Tweet of the Day: @arstechnica

Somehow, I don’t think the question is whether or not lab-grown meat will ever make it to the supermarket. Rather, the question I think of first is whether or not people would actually buy it and eat it if it did.

You can keep your HD & 3D! Give me my 2D, please.

This post has been a long time coming.

Short Version
Though many, if not most, technophiles will react with shock and disapproval when I say this: I really prefer old school 2D TV and movies over high-definition (HD) and 3-D.

Less-short Version
Ever since I saw my first 3D movie, some IMAX thing or another, I thought it was an OK novelty. But, the earth didn’t move, I didn’t care for having to wear uncomfortable, supposedly but not really one-size-fits-all eyewear, and I didn’t leave thinking that it would be a boring step backwards to go home and watch my old analog TV or see my next normal movie wherever and whenever that might be.

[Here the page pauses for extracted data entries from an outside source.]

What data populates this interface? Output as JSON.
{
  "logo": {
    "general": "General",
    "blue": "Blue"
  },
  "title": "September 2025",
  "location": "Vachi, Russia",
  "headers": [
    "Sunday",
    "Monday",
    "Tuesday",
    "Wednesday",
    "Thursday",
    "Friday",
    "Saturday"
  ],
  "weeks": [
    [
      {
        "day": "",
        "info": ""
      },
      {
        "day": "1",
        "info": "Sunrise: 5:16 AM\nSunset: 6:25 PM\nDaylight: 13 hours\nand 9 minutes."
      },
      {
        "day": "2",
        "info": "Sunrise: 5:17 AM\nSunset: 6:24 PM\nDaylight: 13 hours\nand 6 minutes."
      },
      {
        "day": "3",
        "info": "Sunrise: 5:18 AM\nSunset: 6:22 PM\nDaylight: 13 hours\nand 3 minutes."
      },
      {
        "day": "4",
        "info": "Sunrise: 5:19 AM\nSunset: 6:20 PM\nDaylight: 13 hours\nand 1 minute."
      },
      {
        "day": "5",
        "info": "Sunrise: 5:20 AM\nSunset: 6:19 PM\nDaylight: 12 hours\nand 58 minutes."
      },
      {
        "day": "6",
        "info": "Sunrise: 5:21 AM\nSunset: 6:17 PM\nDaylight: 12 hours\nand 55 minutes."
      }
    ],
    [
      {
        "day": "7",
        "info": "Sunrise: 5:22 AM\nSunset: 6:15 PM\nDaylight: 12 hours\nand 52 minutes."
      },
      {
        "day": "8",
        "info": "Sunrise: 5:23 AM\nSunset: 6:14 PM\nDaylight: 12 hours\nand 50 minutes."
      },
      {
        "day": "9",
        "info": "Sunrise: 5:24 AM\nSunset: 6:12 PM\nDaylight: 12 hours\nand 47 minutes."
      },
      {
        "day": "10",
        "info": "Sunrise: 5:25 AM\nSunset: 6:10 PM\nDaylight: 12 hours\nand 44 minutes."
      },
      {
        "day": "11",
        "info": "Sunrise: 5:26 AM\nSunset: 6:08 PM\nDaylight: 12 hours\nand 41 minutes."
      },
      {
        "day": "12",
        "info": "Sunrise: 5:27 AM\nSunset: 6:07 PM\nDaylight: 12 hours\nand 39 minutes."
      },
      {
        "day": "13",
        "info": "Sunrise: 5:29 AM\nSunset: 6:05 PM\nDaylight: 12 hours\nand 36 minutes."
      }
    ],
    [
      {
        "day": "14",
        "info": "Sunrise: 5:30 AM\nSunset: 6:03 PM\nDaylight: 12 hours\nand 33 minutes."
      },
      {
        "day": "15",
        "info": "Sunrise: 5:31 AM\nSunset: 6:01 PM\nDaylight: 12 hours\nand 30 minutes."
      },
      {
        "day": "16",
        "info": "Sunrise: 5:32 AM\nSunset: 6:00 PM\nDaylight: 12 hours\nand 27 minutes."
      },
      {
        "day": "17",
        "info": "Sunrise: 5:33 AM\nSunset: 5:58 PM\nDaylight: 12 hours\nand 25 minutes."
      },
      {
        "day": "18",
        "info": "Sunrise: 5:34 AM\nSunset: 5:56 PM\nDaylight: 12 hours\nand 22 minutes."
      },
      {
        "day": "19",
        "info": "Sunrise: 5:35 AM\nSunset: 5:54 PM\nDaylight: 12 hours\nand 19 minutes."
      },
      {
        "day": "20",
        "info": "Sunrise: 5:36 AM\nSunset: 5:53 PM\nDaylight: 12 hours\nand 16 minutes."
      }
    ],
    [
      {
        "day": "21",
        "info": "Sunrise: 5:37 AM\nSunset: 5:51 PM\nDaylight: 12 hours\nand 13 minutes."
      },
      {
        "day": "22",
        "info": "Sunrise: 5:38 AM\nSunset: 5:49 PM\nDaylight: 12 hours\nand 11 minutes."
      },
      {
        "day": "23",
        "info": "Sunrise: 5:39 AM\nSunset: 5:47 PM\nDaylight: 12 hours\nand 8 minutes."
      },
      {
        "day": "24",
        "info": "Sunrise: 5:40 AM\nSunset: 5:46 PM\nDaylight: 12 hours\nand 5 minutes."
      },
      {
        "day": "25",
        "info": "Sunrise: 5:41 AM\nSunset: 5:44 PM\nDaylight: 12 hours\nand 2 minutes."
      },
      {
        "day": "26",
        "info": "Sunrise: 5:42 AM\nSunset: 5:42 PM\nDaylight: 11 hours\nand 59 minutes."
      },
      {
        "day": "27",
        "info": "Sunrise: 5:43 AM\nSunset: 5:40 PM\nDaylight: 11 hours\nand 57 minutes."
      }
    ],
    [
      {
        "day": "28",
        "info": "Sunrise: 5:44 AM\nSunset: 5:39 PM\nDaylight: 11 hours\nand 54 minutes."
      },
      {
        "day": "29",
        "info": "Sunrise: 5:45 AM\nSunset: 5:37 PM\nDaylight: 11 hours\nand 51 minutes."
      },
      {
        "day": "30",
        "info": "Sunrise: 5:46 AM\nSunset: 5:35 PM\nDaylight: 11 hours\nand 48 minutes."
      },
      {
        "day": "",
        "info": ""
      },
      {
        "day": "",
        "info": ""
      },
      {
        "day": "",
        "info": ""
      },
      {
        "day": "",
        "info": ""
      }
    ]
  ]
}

Years later, watching James Cameron’s 2009 film Avatar, despite admittedly more comfortable eyewear and the latest, greatest 3D technology, I had largely the same experience.

Impressive and fun, but nothing I couldn’t live without.

On the TV side of things, the experience wasn’t that different.

After 40 years of watching analog, low-definition television, of course the giant flat panel TVs that are now all the rage looked at first like a huge improvement in viewing pleasure.

And yet, when I finally pulled the trigger, brought home my first HDTV, and watched my first HD movie, I was really disappointed. It and other movies I watched later — from action flicks with tons of special effects to romantic comedies — looked too real to me.

Why is that a problem?

Well, I don’t know about you, but most of the time I turn to movies for a break from reality, and throughout my life I’ve been able to do so watching old school, low-definition 2D. The real art of filmmaking, it always seemed to me, was the ability to transport the viewer to another time or place, no matter how outlandish, using skill more so than technology, the latter a simple tool that, without its operator, could not make the magic happen.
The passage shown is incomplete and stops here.